Je tire cette présomption d’abord de la reproduction que je possède (comme beaucoup d’autres sans doute) d’une photo d’époque non datée et montrant un rendez-vous de chasse (à courre). On y voit six anciennes voitures et un tricycle datant à coup sûr d’avant 1910. Qui possède l’original de cette photo ? Peut-être y a-t-il une date au dos de celle-ci ? Il serait très intéressant de la connaître.


Ensuite, une carte postale éditée par Octave Baccus montre un autre rendez-vous de chasse, à Deiffelt probablement mais le cachet postal est déjà ici de 1914. On y distingue aussi six voitures dont une seule est bien visible.

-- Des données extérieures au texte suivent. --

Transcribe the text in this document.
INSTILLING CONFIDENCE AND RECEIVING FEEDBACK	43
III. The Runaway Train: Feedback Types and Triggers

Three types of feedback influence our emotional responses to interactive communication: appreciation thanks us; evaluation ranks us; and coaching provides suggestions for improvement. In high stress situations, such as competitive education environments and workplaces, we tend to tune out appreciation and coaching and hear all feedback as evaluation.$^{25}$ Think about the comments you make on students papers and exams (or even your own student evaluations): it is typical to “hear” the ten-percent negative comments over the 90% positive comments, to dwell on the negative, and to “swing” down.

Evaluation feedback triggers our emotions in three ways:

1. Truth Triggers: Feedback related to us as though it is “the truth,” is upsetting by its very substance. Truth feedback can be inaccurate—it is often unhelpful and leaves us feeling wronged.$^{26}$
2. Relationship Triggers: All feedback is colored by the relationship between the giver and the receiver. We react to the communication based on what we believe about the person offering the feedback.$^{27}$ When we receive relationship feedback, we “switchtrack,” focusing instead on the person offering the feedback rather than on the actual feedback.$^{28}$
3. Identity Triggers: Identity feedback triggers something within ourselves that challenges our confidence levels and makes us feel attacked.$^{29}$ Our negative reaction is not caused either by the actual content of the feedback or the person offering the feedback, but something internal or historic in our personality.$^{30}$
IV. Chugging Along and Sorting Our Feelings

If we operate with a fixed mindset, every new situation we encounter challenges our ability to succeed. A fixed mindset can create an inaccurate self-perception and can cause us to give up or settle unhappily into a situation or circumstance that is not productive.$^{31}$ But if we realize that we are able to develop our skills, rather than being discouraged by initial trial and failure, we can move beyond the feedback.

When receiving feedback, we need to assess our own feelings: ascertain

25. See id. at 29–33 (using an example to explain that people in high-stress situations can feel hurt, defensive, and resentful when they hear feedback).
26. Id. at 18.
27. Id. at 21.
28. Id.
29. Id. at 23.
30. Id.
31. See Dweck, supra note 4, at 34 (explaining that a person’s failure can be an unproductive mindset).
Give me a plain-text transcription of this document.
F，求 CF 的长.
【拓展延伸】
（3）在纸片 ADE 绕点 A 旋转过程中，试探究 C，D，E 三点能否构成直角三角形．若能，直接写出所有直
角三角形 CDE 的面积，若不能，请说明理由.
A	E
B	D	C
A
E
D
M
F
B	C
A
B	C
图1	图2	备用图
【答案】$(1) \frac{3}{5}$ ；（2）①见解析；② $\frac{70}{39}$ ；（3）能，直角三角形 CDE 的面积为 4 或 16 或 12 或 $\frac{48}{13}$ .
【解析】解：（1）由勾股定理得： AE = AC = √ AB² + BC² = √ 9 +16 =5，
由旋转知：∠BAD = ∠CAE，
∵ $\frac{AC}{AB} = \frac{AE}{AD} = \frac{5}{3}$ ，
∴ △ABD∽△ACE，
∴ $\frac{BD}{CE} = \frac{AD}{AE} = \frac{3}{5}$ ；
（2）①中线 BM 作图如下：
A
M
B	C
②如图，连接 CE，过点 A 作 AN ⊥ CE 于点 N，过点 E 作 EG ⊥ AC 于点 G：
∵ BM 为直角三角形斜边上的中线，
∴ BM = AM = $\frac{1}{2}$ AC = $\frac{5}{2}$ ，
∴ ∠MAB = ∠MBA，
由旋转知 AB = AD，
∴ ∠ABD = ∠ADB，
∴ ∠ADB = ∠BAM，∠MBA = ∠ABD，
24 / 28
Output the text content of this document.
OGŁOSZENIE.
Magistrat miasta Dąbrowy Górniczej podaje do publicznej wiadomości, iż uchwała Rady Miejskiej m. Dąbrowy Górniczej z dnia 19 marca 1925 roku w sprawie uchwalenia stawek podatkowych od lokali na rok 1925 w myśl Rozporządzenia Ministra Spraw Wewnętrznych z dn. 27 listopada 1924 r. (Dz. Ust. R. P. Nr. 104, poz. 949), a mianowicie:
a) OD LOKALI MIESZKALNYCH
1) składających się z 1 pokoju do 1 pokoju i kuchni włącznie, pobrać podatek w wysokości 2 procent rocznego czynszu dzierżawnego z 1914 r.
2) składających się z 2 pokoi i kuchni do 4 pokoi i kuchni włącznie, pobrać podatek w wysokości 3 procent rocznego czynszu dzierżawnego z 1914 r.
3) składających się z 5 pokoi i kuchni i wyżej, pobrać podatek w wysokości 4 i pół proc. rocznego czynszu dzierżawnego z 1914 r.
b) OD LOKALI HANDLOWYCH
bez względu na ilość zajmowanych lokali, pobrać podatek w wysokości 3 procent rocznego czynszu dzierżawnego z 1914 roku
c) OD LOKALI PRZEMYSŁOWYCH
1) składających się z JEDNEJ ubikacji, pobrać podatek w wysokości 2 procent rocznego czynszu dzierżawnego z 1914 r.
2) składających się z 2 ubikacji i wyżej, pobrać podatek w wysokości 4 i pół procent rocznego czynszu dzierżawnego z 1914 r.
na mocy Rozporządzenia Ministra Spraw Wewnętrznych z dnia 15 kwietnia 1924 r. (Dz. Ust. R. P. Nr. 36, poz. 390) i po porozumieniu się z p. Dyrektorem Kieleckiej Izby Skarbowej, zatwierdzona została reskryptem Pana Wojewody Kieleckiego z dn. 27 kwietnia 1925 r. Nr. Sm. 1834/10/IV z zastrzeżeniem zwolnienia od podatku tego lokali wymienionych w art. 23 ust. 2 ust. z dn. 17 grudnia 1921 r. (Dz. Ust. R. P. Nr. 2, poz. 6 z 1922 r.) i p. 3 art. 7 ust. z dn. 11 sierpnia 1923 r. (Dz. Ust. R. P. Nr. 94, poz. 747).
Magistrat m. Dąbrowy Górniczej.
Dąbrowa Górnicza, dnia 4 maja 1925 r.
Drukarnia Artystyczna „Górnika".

Une autre photo éditée aussi par Octave Baccus sous forme de photo-carte et reproduite ici montre une magnifique voiture de maître, prise à l’arrière de la villa « Chez Nous », anciennement auberge de jeunesse sur l’emplacement actuel du domicile et du cabinet de Monsieur et Madame Lenoir, dentistes, rue du Général Jacques. Le document a été envoyé le 29.09.1910 à Monsieur Louis Denis, chauffeur d’auto à Mariemont par un certain Georges qui s’ennuyait royalement à Vielsalm ! Les propriétaires des lieux à ce moment sont le vicomte Albert de Jonghe et son épouse Isabelle Cornet d’Elzius qui était la fille d’une sœur du baron de Rosée. J’ai tendance à croire qu’il s’agit de leur voiture et de leur chauffeur mais on ne peut exclure qu’il s’agirait d’un ami venu leur rendre visite au volant d’une voiture extraordinaire qui aurait attiré l’attention de notre grand photographe. En effet l’identification de ce « coupé de ville » a posé des problèmes à Monsieur Mahy, ma référence en la matière. J’ai donc sollicité les lecteurs des Annonces de l’Ourthe via La petite gazette de l’anecdote et de l’insolite de René Henry. Plusieurs passionnés ont donné différents avis mais d’après Monsieur Martin Huwart de Ville-au-Bois (Aywaille), cette voiture serait une FONDU modèle 1910 fabriquée à Vilvorde dans la division auto d’une usine de matériel pour chemin de fer. Il m’a d’ailleurs procuré une autre photo d’une voiture identique, ce qui me convainc de son identification sauf vraiment preuve irréfutable du contraire. Merci donc à Monsieur Huwart même si certains ne sont pas d’accord avec lui et semblent chercher la petite bête !

Dernière minute

En dernière minute me parvient l’information suivant laquelle le véhicule immatriculé 13979 (déductible en examinant l’original à la loupe) correspond bien au vicomte A. de Jonghe de Bruxelles.


Robert Nizet

(1) Aimablement prêté par Jean-Claude Duvivier
(2) Actuellement en 2012 annexe du magasin de jouets Lanuit et/ou friterie La fontaine de France
(3) Immeuble occupé en 2012 par l’entreprise de chauffage Philippe Hurdebise
(4) Mahymobiles
(5) Généalogie Jeune jean par Gaston Remacle

2 commentaires:

  1. sur votre seconde photo, vous écrivez : L’Amicale de Dion-Bouton de France précise que ça devrait être un bicylindre de 10HP de type W si elle est de 1904. Mais la teinte noire qui fut préconisée en 1905 pourrait la faire correspondre à un type AB.
    je vous confirme qu'il s'agit bien d'une voiture ddb type W modèle 1904 (présenté au salon de paris 1903). il n'est pas possible que ce soit un type AB ou un autre type, le modèle W est très spécifique.

    RépondreSupprimer
    Réponses
    1. Bonjour!
      Merci pour votre information.
      Comme vous semblez en connaître assez long sur de Dion-Bouton, pensez-vous qu'il serait possible de savoir si Jules Jeunejean de Vielsalm aurait acheté en 1899 une de Dion-Bouton qui serait donc un vis-à-vis? Où s'adresser? Mes tentatives à ce jour sont restées vaines.